Consent Approaches that Should be Considered
A woman asked, “But in the clinical environment, what if you find other genetic information?, Some other genetic information?, Do you not tell the clinician?”
Karl said that “the key is informed consent.” He said “ARUP is developing a tiered consent process — its mostly used for pediatrics now. So if they set out looking for one genetic area, but what if they find something else? They age-level at age-14 for consent.”
Karl gave an example about the rare disease area at the NIH.. The NIH does exome sequencing. Their success rate is 20% to identify a suspicious gene. “So why just 20% with de novo mutations?” He said that they are using exome sequencing and they just use a small population. He mentioned a paper in Nature Genetics involving a group in the Netherlands that saw a lot of power in NGS of a child that is an alternative to use laborious CE sequencing.
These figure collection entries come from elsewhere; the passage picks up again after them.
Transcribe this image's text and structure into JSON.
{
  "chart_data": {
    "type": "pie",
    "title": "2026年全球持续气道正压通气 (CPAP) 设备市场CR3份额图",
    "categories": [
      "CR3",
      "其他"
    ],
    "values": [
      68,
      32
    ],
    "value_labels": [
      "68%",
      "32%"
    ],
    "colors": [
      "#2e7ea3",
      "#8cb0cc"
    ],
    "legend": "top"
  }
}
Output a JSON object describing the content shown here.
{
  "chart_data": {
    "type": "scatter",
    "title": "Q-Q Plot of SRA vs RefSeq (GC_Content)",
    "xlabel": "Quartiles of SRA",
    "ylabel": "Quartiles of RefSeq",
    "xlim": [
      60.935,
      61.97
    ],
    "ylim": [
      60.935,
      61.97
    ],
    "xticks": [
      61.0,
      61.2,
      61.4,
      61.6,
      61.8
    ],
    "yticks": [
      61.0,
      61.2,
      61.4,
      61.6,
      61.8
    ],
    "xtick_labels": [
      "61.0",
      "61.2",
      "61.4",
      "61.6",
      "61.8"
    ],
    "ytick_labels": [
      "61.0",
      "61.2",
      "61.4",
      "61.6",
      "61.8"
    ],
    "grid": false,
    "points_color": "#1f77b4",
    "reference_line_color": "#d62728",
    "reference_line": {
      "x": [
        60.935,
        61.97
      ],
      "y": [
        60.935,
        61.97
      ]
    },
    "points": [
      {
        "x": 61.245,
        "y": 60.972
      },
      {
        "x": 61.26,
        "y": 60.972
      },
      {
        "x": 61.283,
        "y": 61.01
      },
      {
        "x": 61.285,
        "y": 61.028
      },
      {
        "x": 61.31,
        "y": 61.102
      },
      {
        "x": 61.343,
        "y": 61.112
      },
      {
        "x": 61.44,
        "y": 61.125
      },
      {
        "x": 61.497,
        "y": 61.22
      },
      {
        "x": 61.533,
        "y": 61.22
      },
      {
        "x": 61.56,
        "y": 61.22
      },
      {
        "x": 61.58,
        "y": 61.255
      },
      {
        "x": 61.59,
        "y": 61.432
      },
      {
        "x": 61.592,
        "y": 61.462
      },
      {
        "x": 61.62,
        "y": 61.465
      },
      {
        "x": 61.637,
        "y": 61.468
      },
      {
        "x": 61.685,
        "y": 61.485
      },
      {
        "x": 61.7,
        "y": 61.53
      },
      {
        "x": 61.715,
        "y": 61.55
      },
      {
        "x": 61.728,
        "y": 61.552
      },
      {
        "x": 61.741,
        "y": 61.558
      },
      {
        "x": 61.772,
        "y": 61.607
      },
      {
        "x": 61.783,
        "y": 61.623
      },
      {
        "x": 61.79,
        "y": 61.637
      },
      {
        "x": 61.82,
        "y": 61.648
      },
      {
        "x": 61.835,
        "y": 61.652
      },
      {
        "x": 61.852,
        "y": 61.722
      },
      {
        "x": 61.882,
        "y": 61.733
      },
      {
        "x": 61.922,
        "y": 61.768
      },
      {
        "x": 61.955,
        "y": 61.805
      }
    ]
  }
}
Karl said that the items not covered in the consented area are marked off. He said that this is usually done in laboratory medicine. When it comes to a recessive gene, the answer is often guided by family history. Therefore “consent with tiering” is the way to be able to manage what diagnostic information is delivered to clinicians. Karl wrapped up the discussion by saying that “NGS is pushing the envelope!”